If you can write, you're alright.  Jack Kerouac writing Dharma Bums down in Orlando, near his mom and sister's house... living his unconventional life, even as On the Road had succeeded finally after all those years, as he could not turn away from all he had fought for, but realizing his need for the quiet mendicant life.  Had he realized that fame would not destroy him, King of the Beats, the emphasis not on the enlightenment he had struggled to find and read about and worked for and all that, written one of the great texts of modern life's textual qualities, the craziness of Cassady, Ginsberg, Burroughs, but the emphasis from the cultural looking in on Kerouac being more about the terrible way he had lived, the things he endured, in order to achieve some modest form of enlightenment, rather than the enlightenment itself.  Some, of course, celebrated that enlightenment close to Buddha form, as Steve Allen got it, getting that Kerouac's "spontaneous Bob prosody" went perfectly well with the enlightenment of Jazzmen and Jazzwomen.

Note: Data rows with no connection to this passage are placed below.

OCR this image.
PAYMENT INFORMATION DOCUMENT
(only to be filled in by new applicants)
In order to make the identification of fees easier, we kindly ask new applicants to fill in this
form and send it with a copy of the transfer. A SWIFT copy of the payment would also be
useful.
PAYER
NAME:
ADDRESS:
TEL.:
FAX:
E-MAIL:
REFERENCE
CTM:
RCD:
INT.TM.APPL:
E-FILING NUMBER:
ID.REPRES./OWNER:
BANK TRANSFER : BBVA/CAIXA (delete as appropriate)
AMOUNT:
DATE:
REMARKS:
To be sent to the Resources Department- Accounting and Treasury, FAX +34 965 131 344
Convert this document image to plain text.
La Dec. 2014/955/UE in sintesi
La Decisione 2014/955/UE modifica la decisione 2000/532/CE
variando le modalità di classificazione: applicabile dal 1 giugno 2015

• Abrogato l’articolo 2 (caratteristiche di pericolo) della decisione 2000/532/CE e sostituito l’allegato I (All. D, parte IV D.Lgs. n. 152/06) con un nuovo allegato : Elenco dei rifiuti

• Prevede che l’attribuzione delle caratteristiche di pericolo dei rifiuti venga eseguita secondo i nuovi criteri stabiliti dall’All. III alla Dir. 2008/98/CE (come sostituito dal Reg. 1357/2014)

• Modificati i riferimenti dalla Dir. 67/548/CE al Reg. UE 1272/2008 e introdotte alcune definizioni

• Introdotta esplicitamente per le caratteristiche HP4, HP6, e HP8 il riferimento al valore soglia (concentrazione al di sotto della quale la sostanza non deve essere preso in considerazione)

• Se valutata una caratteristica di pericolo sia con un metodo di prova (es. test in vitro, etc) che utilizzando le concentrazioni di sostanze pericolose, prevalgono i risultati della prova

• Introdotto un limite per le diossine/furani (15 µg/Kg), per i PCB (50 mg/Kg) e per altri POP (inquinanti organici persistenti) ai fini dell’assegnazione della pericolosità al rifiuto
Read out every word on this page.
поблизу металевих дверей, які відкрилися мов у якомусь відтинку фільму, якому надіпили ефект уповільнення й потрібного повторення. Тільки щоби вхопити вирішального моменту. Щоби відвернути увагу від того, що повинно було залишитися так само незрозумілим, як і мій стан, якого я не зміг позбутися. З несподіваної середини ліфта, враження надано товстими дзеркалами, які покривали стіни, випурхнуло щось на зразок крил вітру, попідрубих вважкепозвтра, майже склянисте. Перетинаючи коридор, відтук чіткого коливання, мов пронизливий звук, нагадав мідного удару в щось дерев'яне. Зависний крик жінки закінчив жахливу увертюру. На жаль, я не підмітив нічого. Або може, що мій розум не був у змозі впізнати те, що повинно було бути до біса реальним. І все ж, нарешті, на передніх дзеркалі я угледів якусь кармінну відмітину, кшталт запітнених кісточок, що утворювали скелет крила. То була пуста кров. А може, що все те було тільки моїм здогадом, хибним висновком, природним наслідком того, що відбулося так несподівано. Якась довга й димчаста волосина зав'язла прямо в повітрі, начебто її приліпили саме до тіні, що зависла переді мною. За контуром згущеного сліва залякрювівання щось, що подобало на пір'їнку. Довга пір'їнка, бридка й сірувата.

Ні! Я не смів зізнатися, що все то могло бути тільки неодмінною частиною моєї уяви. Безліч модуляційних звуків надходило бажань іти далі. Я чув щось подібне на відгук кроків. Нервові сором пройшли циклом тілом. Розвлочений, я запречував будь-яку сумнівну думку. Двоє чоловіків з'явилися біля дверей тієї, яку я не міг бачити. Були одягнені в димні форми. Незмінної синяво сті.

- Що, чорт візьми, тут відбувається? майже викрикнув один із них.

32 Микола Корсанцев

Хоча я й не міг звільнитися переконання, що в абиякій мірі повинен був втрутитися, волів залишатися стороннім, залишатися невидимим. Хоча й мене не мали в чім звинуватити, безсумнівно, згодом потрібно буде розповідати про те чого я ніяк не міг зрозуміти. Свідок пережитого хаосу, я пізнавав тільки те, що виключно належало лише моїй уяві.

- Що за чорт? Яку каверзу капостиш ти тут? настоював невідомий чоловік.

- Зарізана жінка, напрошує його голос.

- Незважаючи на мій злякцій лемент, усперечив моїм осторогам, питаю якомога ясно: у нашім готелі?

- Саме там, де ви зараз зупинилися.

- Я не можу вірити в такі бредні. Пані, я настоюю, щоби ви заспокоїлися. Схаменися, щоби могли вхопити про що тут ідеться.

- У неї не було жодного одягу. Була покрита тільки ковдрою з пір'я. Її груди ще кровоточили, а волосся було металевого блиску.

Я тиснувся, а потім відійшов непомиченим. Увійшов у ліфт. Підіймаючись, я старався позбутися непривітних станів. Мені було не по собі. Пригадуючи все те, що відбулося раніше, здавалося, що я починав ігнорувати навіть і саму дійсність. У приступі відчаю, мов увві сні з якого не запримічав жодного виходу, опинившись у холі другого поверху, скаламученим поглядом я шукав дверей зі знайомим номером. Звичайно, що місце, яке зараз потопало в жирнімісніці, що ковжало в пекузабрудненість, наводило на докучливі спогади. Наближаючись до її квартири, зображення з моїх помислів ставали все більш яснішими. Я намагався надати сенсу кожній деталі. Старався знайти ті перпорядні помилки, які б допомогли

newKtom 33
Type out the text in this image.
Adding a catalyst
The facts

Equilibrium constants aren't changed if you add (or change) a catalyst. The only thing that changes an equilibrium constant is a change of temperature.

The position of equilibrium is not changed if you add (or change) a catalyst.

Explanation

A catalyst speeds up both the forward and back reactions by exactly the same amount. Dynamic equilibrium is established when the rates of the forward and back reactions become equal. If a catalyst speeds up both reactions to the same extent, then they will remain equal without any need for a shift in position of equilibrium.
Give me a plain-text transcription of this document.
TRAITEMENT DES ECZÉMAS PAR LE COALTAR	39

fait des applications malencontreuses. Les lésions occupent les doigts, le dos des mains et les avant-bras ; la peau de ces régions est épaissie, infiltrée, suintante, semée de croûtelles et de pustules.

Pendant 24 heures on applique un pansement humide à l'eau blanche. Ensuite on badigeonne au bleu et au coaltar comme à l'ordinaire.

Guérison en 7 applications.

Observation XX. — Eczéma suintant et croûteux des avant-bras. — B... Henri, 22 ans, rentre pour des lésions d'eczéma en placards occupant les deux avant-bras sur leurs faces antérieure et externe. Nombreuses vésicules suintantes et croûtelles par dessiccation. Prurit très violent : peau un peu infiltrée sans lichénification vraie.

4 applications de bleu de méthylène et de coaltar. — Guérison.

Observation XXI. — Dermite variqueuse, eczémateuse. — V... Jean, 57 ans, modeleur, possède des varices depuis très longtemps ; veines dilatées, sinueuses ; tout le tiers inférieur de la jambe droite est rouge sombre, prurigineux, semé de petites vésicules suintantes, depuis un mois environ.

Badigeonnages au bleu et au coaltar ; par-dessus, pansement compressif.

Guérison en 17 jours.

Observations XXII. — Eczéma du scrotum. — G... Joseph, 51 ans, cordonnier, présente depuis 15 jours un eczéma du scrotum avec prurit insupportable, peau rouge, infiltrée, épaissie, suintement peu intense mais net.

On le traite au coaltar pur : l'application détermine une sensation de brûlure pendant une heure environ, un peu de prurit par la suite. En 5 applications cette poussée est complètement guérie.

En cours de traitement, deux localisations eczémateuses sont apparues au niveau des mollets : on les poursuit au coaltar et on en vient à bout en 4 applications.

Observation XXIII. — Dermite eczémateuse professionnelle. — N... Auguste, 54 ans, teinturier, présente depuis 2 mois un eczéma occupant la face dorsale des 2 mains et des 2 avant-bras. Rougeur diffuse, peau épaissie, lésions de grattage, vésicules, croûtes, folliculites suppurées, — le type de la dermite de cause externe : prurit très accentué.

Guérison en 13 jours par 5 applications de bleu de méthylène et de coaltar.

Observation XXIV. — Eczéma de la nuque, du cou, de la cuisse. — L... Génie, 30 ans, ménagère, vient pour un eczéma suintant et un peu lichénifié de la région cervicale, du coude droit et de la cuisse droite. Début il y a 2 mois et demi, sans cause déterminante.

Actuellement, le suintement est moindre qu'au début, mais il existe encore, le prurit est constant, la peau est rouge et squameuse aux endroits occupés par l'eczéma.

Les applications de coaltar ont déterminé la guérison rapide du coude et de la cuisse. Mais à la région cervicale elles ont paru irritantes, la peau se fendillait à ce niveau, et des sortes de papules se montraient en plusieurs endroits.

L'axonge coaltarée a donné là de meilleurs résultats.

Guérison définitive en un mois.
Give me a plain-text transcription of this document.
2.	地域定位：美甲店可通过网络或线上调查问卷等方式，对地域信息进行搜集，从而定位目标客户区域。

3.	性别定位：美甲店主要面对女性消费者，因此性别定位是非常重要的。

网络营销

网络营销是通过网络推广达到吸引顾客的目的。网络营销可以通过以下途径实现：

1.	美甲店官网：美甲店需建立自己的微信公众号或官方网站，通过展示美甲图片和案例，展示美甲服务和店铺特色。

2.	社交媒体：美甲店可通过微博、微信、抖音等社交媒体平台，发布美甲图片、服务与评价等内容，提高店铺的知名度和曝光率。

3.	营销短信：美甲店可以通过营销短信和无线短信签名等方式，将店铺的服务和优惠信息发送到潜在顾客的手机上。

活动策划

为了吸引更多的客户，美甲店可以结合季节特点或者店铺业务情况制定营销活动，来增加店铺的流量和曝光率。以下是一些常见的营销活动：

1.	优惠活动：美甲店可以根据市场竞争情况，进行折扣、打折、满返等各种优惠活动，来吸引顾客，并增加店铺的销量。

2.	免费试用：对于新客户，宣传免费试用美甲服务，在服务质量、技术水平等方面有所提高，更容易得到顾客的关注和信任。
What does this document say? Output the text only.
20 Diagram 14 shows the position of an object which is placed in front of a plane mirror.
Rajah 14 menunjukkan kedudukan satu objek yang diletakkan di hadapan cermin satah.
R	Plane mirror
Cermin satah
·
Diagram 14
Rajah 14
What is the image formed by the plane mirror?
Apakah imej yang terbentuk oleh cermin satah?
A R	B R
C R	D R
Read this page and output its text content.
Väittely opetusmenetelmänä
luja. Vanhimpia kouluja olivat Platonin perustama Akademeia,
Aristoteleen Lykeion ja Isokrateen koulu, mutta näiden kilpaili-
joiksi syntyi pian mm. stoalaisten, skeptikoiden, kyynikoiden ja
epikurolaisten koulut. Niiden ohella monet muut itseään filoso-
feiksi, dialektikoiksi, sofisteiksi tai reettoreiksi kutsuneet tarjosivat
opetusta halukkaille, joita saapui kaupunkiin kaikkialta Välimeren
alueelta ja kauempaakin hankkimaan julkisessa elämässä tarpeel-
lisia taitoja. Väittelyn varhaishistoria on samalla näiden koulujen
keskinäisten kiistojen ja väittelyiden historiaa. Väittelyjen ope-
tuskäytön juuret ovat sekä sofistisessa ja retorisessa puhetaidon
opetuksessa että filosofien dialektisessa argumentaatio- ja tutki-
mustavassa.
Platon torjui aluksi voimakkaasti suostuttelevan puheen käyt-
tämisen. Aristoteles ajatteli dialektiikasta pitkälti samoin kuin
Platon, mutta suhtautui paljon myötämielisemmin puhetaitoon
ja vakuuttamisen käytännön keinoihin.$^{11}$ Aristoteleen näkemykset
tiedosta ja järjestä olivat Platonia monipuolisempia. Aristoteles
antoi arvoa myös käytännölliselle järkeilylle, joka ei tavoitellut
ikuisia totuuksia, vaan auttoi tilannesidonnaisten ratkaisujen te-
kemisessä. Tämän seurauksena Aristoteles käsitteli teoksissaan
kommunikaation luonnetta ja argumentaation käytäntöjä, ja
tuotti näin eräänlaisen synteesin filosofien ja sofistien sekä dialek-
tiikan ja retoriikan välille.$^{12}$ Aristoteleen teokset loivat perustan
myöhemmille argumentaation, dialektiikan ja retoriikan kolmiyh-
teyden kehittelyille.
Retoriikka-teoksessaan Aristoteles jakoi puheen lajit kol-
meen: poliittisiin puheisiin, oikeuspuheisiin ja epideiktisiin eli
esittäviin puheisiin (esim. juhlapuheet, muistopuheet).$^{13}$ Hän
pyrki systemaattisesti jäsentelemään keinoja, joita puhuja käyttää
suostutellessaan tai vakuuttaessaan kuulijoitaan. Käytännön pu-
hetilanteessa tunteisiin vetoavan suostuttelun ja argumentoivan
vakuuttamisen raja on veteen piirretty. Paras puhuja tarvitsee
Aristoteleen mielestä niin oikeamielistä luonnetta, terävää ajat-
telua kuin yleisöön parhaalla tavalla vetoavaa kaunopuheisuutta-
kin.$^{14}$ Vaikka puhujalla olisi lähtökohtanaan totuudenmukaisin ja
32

In the early light, impossibly early, a slow stew of aduki beans on the stove, mom still asleep, I look out the back door off the kitchen, finally having the peace to let the intuitive mind work for itself again, the joy of allowing work to happen again, with the unconscious ease that the beaver works on the dam to make the wetland marsh bloom with wildlife, eyeing the water level it takes, while feeling like stolen time, I look out the back at the long rectangular lawn and there to the left, north, by Bonnie's daughters herb and vegetable bed, there is the handsome ginger cat, and he sees me and comes galloping in.  I pick him up and he rejoices and I stroke and tickle his sides and he rubs his head closer to me, purring away.  And then the lone female deer comes walking gently past and then behind the two spruce trees.  I'm holding the cat in my arms and she comes out from behind the trees and looks at us, and I tell her she is lovely and what a nice visitor she is.  Talking to her, she is spellbound, like when you shine a light on them, but when I sit and let out a mantra, Oum Mani Padme Hum, she decides pretty much instantly to gallop off, and I wonder why.    Away she goes, trot trot trot, and we can hear her hooves hitting the hollow ground, and then up into the bushes up the overgrown greenery where the mound of earth is, puffing huffing as she gets back into the safety of the woods, as if to say, what did I just see...  Do deer eat bread?  I'll have to google it.  No, they don't.  It will make them ill.


It is not fair to mistreat the elderly, to list all their faults. They have made it so far; let them rest.